King, like a number of black women, have used their access to national television programs to attack black men. Yet, the networks don’t provide black men equal time to respond to these verbal assaults.
Black men have been angry for a long time about being demeaned and viciously attacked. They have held inside their anger, only discussing how they felt with close friends so they would not be perceived as misogynistic.
As the “Color Purple” black-male bashing campaign of the mid-to-late 80s slowly subsided, a friend told me he hoped it was finally was over. “It’s been very difficult,” he said.
Another friend said “angry black women hung their husbands” every night.
I don’t buy King’s excuse that she was undermined by her co-workers at CBS to play a negative film clip about Bryant.
King, an anchor on “CBS This Morning,” took to Instagram in response to a social media backlash over her interview with Lisa Leslie, a former star of the WNBA and a longtime friend of Kobe’s. King interviewed Leslie shortly after Bryant’s death.
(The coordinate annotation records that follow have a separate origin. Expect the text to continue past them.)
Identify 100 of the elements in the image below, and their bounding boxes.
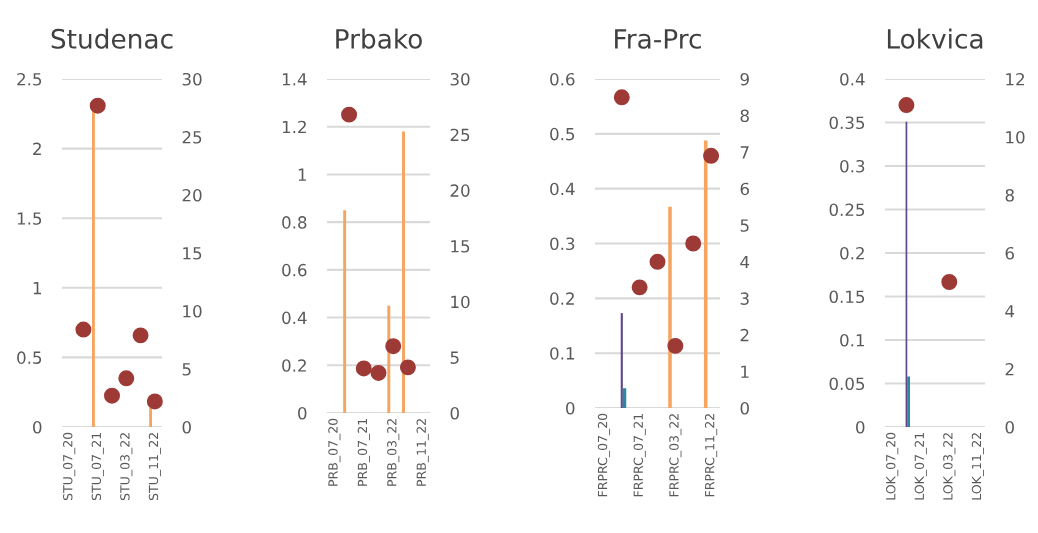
y-tick-label: 0 (298, 406, 307, 420)
y-tick-label: 0.5 (17, 351, 42, 364)
x-tick-label: PRB_07_21 (357, 419, 370, 486)
point (613, 89, 630, 106)
y2-tick-label: 1 (741, 365, 749, 378)
x-tick-label: STU_03_22 (120, 433, 133, 501)
point (104, 387, 120, 404)
y-tick-label: 0.2 (282, 359, 306, 372)
y-tick-label: 0 (566, 401, 575, 415)
y-tick-label: 0.2 (550, 292, 574, 305)
bar (668, 206, 672, 408)
x-tick-label: LOK_11_22 (971, 433, 984, 500)
bar (620, 313, 623, 408)
y-tick-label: 0.15 (829, 290, 865, 304)
chart-title: Studenac (51, 28, 173, 49)
y-tick-label: 0.5 (550, 127, 575, 141)
y2-tick-label: 4 (740, 255, 750, 269)
chart-title: Lokvica (887, 28, 983, 49)
point (667, 337, 684, 354)
x-tick-label: FRPRC_07_21 (633, 414, 646, 497)
y-tick-label: 0.3 (550, 237, 575, 251)
y-tick-label: 0.1 (840, 333, 865, 347)
x-tick-label: PRB_11_22 (416, 419, 429, 486)
chart-title: Fra-Prc (615, 29, 701, 49)
y2-tick-label: 20 (450, 184, 470, 197)
y2-tick-label: 6 (1005, 246, 1014, 260)
y2-tick-label: 2 (740, 328, 749, 342)
y-tick-label: 0.4 (840, 72, 865, 86)
y2-tick-label: 8 (740, 109, 749, 123)
y2-tick-label: 10 (1006, 130, 1025, 144)
point (132, 327, 149, 344)
y2-tick-label: 3 (740, 292, 749, 305)
y2-tick-label: 30 (450, 72, 470, 86)
y-tick-label: 0.05 (829, 377, 865, 391)
y2-tick-label: 4 (1005, 305, 1015, 318)
y2-tick-label: 0 (1005, 420, 1014, 434)
y2-tick-label: 5 (450, 351, 459, 364)
point (146, 393, 163, 410)
point (89, 97, 106, 114)
y2-tick-label: 5 (182, 363, 191, 376)
point (399, 359, 416, 376)
y2-tick-label: 7 (740, 146, 749, 159)
y-tick-label: 1.4 (282, 73, 307, 86)
x-tick-label: FRPRC_11_22 (704, 414, 718, 497)
y2-tick-label: 8 (1005, 188, 1014, 202)
y-tick-label: 0.1 (550, 347, 575, 360)
y-tick-label: 0.4 (282, 311, 307, 325)
y-tick-label: 0.35 (829, 116, 865, 130)
point (631, 279, 648, 296)
bar (343, 210, 347, 413)
y-tick-label: 2 (33, 142, 41, 155)
y-tick-label: 0.4 (550, 182, 575, 196)
y2-tick-label: 25 (450, 128, 470, 142)
y2-tick-label: 10 (183, 304, 202, 318)
x-tick-label: FRPRC_03_22 (669, 414, 682, 497)
x-tick-label: STU_07_20 (63, 432, 76, 501)
point (75, 321, 92, 338)
y2-tick-label: 6 (740, 182, 749, 196)
x-tick-label: FRPRC_07_20 (597, 413, 611, 497)
point (385, 338, 402, 355)
y2-tick-label: 30 (182, 72, 202, 86)
point (703, 147, 720, 164)
x-tick-label: LOK_07_20 (886, 432, 899, 500)
point (370, 364, 387, 381)
x-tick-label: LOK_03_22 (943, 433, 956, 500)
x-tick-label: STU_07_21 (91, 433, 104, 501)
point (649, 253, 666, 270)
x-tick-label: STU_11_22 (148, 433, 161, 501)
x-tick-label: PRB_07_20 (328, 418, 341, 486)
y2-tick-label: 12 (1006, 72, 1024, 86)
y-tick-label: 0.6 (550, 72, 575, 86)
y-tick-label: 2.5 (17, 72, 42, 86)
point (355, 360, 372, 377)
y2-tick-label: 25 (182, 130, 202, 144)
y2-tick-label: 0 (182, 420, 191, 434)
y-tick-label: 0 (33, 420, 42, 434)
y-tick-label: 0.2 (840, 246, 864, 260)
y-tick-label: 0.6 (282, 263, 307, 277)
y-tick-label: 1.2 (282, 120, 306, 134)
point (118, 370, 135, 387)
y2-tick-label: 0 (740, 401, 749, 415)
y2-tick-label: 2 (1005, 362, 1014, 376)
point (341, 106, 358, 123)
y-tick-label: 1 (33, 281, 42, 295)
y-tick-label: 0.8 (282, 216, 307, 229)
y-tick-label: 0 (856, 420, 865, 434)
y-tick-label: 0.25 (829, 203, 865, 217)
y2-tick-label: 15 (451, 240, 470, 253)
y-tick-label: 1.5 (17, 212, 42, 225)
point (685, 235, 702, 252)
chart-title: Prbako (336, 28, 422, 49)
y2-tick-label: 20 (182, 188, 202, 202)
y2-tick-label: 5 (740, 219, 749, 232)
x-tick-label: LOK_07_21 (914, 433, 927, 500)
y2-tick-label: 9 (740, 72, 749, 86)
y2-tick-label: 15 (183, 247, 202, 260)
bar (402, 131, 405, 413)
y2-tick-label: 10 (451, 295, 470, 309)
y-tick-label: 1 (298, 168, 307, 181)
y-tick-label: 0.3 (840, 159, 865, 173)
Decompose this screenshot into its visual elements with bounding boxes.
To promote the five-and-a-half-minute interview, CBS aired a 94-second video in which King asked Leslie about a woman’s 2003 sexual assault accusation against Bryant, who was killed last month in a helicopter crash. “I know if I had only seen the clip, I’d be extremely angry with me,” King posted on Instagram.
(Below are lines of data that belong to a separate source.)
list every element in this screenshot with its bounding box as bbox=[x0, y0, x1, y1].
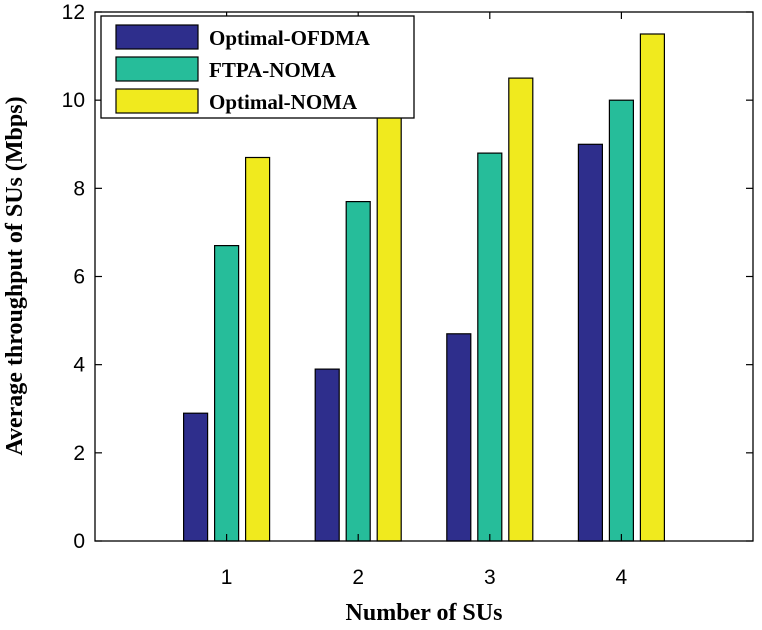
legend-label-optimal-noma: Optimal-NOMA bbox=[209, 90, 358, 114]
bar-optimal-ofdma-2 bbox=[314, 368, 340, 542]
legend-swatch-optimal-ofdma bbox=[115, 24, 199, 50]
y-tick-label: 6 bbox=[73, 266, 85, 289]
x-tick-label: 2 bbox=[352, 566, 364, 589]
y-tick-label: 4 bbox=[73, 354, 85, 377]
bar-optimal-noma-3 bbox=[508, 77, 534, 542]
legend: Optimal-OFDMA FTPA-NOMA Optimal-NOMA bbox=[100, 15, 415, 119]
x-axis-label: Number of SUs bbox=[346, 600, 503, 626]
bar-ftpa-noma-2 bbox=[345, 201, 371, 542]
bar-optimal-ofdma-1 bbox=[183, 412, 209, 542]
x-axis-ticks: 1 2 3 4 bbox=[221, 12, 628, 589]
x-tick-label: 1 bbox=[221, 566, 233, 589]
bar-optimal-ofdma-3 bbox=[446, 333, 472, 542]
bar-optimal-noma-2 bbox=[376, 90, 402, 542]
y-tick-label: 10 bbox=[62, 89, 85, 112]
legend-label-ftpa-noma: FTPA-NOMA bbox=[209, 58, 337, 82]
bar-optimal-noma-1 bbox=[245, 156, 271, 542]
bar-ftpa-noma-3 bbox=[477, 152, 503, 542]
y-tick-label: 8 bbox=[73, 177, 85, 200]
bar-ftpa-noma-1 bbox=[214, 245, 240, 542]
legend-swatch-optimal-noma bbox=[115, 88, 199, 114]
y-tick-label: 12 bbox=[62, 1, 85, 24]
legend-swatch-ftpa-noma bbox=[115, 56, 199, 82]
bar-optimal-ofdma-4 bbox=[577, 143, 604, 542]
y-axis-label: Average throughput of SUs (Mbps) bbox=[2, 96, 28, 455]
y-tick-label: 2 bbox=[73, 442, 85, 465]
bar-optimal-noma-4 bbox=[639, 33, 666, 542]
bar-ftpa-noma-4 bbox=[608, 99, 635, 542]
y-axis-ticks: 0 2 4 6 8 10 12 bbox=[62, 1, 753, 553]
legend-label-optimal-ofdma: Optimal-OFDMA bbox=[209, 26, 371, 50]
x-tick-label: 3 bbox=[484, 566, 496, 589]
x-tick-label: 4 bbox=[616, 566, 628, 589]
y-tick-label: 0 bbox=[73, 530, 85, 553]
bars-group bbox=[183, 33, 666, 542]
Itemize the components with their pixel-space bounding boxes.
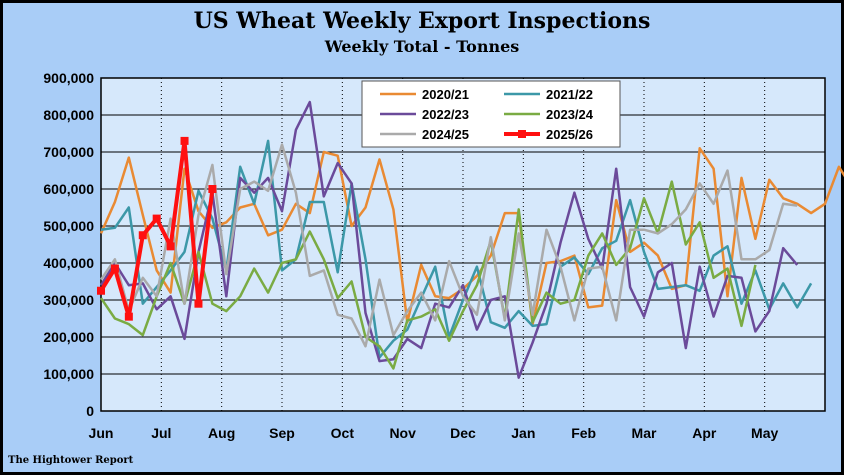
- footer-source: The Hightower Report: [8, 455, 134, 466]
- x-tick-label: Jun: [89, 425, 114, 441]
- y-tick-label: 0: [86, 403, 94, 419]
- series-line-2022-23: [99, 100, 799, 379]
- y-tick-label: 600,000: [43, 181, 94, 197]
- legend-label: 2025/26: [546, 127, 593, 142]
- series-point-2025-26: [97, 286, 105, 295]
- y-tick-label: 700,000: [43, 144, 94, 160]
- y-tick-label: 200,000: [43, 329, 94, 345]
- x-tick-label: Sep: [269, 425, 295, 441]
- series-point-2025-26: [194, 299, 203, 308]
- y-tick-label: 500,000: [43, 218, 94, 234]
- chart-title: US Wheat Weekly Export Inspections: [193, 8, 651, 34]
- x-tick-label: Mar: [632, 425, 657, 441]
- series-point-2025-26: [152, 214, 161, 223]
- x-tick-label: Nov: [389, 425, 416, 441]
- x-tick-label: Feb: [571, 425, 596, 441]
- y-tick-label: 100,000: [43, 366, 94, 382]
- series-point-2025-26: [110, 264, 119, 273]
- x-tick-label: Jul: [151, 425, 171, 441]
- legend-box: [361, 80, 621, 148]
- legend-swatch-marker: [518, 130, 526, 138]
- x-tick-label: Jan: [511, 425, 535, 441]
- series-line-2023-24: [99, 180, 757, 370]
- y-tick-label: 800,000: [43, 107, 94, 123]
- series-point-2025-26: [124, 312, 133, 321]
- x-tick-label: Dec: [450, 425, 476, 441]
- legend-label: 2020/21: [422, 87, 469, 102]
- legend-label: 2023/24: [546, 107, 594, 122]
- series-point-2025-26: [208, 185, 217, 193]
- x-tick-label: Oct: [331, 425, 355, 441]
- series-point-2025-26: [166, 242, 175, 251]
- x-tick-label: Apr: [692, 425, 717, 441]
- series-point-2025-26: [180, 136, 189, 145]
- x-tick-label: May: [751, 425, 778, 441]
- y-tick-label: 400,000: [43, 255, 94, 271]
- y-tick-label: 300,000: [43, 292, 94, 308]
- x-tick-label: Aug: [208, 425, 235, 441]
- legend-label: 2024/25: [422, 127, 469, 142]
- series-line-2024-25: [99, 143, 798, 348]
- series-point-2025-26: [138, 231, 147, 240]
- legend-label: 2022/23: [422, 107, 469, 122]
- chart-subtitle: Weekly Total - Tonnes: [324, 37, 520, 56]
- y-tick-label: 900,000: [43, 70, 94, 86]
- legend-label: 2021/22: [546, 87, 593, 102]
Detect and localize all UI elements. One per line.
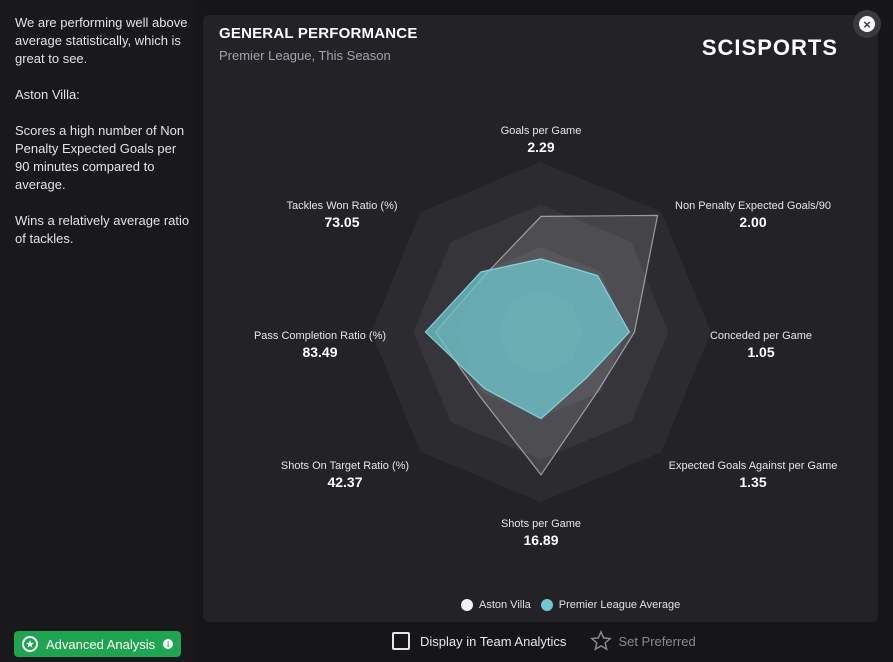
axis-label-value: 42.37	[327, 474, 363, 490]
radar-axis-label: Conceded per Game 1.05	[661, 330, 861, 360]
axis-label-value: 83.49	[302, 344, 338, 360]
card-title: GENERAL PERFORMANCE	[219, 25, 418, 42]
axis-label-text: Shots per Game	[500, 518, 582, 530]
summary-paragraph: We are performing well above average sta…	[15, 15, 188, 66]
display-in-team-analytics-checkbox[interactable]	[392, 632, 410, 650]
radar-chart	[371, 162, 711, 502]
radar-series-league-average	[424, 258, 631, 420]
star-icon[interactable]	[590, 630, 613, 652]
axis-label-text: Expected Goals Against per Game	[668, 460, 838, 472]
summary-paragraph: Wins a relatively average ratio of tackl…	[15, 213, 190, 246]
summary-text: We are performing well above average sta…	[15, 14, 190, 266]
radar-axis-label: Non Penalty Expected Goals/90 2.00	[653, 200, 853, 230]
legend-item-aston-villa: Aston Villa	[461, 599, 531, 611]
axis-label-text: Shots On Target Ratio (%)	[280, 460, 410, 472]
chart-legend: Aston Villa Premier League Average	[461, 599, 690, 611]
info-icon[interactable]: i	[163, 639, 174, 649]
summary-paragraph: Aston Villa:	[15, 87, 80, 102]
radar-axis-label: Goals per Game 2.29	[441, 125, 641, 155]
axis-label-value: 2.00	[739, 214, 767, 230]
radar-axis-label: Tackles Won Ratio (%) 73.05	[242, 200, 442, 230]
axis-label-value: 73.05	[324, 214, 360, 230]
axis-label-value: 2.29	[527, 139, 555, 155]
close-button[interactable]: ×	[853, 10, 881, 38]
radar-axis-label: Shots per Game 16.89	[441, 518, 641, 548]
axis-label-value: 1.05	[747, 344, 775, 360]
scisports-logo: SCISPORTS	[701, 35, 838, 60]
legend-item-league-average: Premier League Average	[540, 599, 681, 611]
axis-label-value: 16.89	[523, 532, 559, 548]
axis-label-text: Conceded per Game	[709, 330, 813, 342]
card-subtitle: Premier League, This Season	[219, 48, 391, 63]
general-performance-card: GENERAL PERFORMANCE Premier League, This…	[203, 15, 878, 622]
left-panel: We are performing well above average sta…	[0, 0, 196, 662]
legend-dot-icon	[461, 599, 473, 611]
legend-label: Aston Villa	[479, 599, 531, 611]
advanced-analysis-button[interactable]: Advanced Analysis i	[14, 631, 181, 657]
axis-label-value: 1.35	[739, 474, 767, 490]
radar-axis-label: Shots On Target Ratio (%) 42.37	[245, 460, 445, 490]
star-badge-icon	[22, 636, 38, 652]
advanced-analysis-label: Advanced Analysis	[46, 636, 156, 652]
radar-axis-label: Pass Completion Ratio (%) 83.49	[220, 330, 420, 360]
close-icon: ×	[859, 16, 875, 32]
bottom-bar: Display in Team Analytics Set Preferred	[392, 630, 696, 652]
display-in-team-analytics-label[interactable]: Display in Team Analytics	[420, 633, 567, 649]
legend-label: Premier League Average	[558, 599, 681, 611]
axis-label-text: Tackles Won Ratio (%)	[286, 200, 398, 212]
summary-paragraph: Scores a high number of Non Penalty Expe…	[15, 123, 185, 192]
set-preferred-label[interactable]: Set Preferred	[618, 633, 696, 649]
legend-dot-icon	[540, 599, 553, 611]
axis-label-text: Non Penalty Expected Goals/90	[675, 200, 831, 212]
radar-axis-label: Expected Goals Against per Game 1.35	[653, 460, 853, 490]
axis-label-text: Goals per Game	[500, 125, 582, 137]
axis-label-text: Pass Completion Ratio (%)	[253, 330, 387, 342]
Bryant was never convicted of sexual assault because the woman refused to testify against him and the matter was resolved privately, but in the minds of most people, including many black women, black men are always guilty of something.
Bryant said the sex was consensual (The New York Post posted a story yesterday with the headline the woman was not raped. The story was written by a reporter who covered the trial.))
The country’s history is rife with white women claiming they were raped by a black man.
One of the worse cases, and there are many terrible cases, is written about in the book “The Lynchings in Duluth” by Michael Fedo. Irene Tusken, a 19-year-old white woman, charged that three black carnival workers raped her. The police chief of Duluth, Minnesota had a physician examine Tusken.
The doctor found that she had not been raped. That finding did not stop a white mob from dragging the men from their jail cells and lynching Elias Clayton, Elmer Jackson and Isaac McGhie. In 2003, Duluth erected a monument honoring the men who were murdered.
It’s pretty clear how society sees and hates black men, and King knows it and takes advantage of it. She would have to be blind not to know this.
When black men walk down the street, women clutch their purses out of fear. Black men are followed in stores because employees are convinced they are there to steal.
Let’s not forget the local television news, where black men being arrested, shot or killed are the lead story. These stories confirm views many, including black women, unfairly hold about black men. I am sure members of King’s staff are uncomfortable around black men.
Why didn’t King or CBS attempt to contact the woman Bryant had sex with to hear her side of the story?
I am sure when King asked Leslie the question about Bryant, she didn’t expect any blowback. Afterall she went after R. Kelly and heard nothing.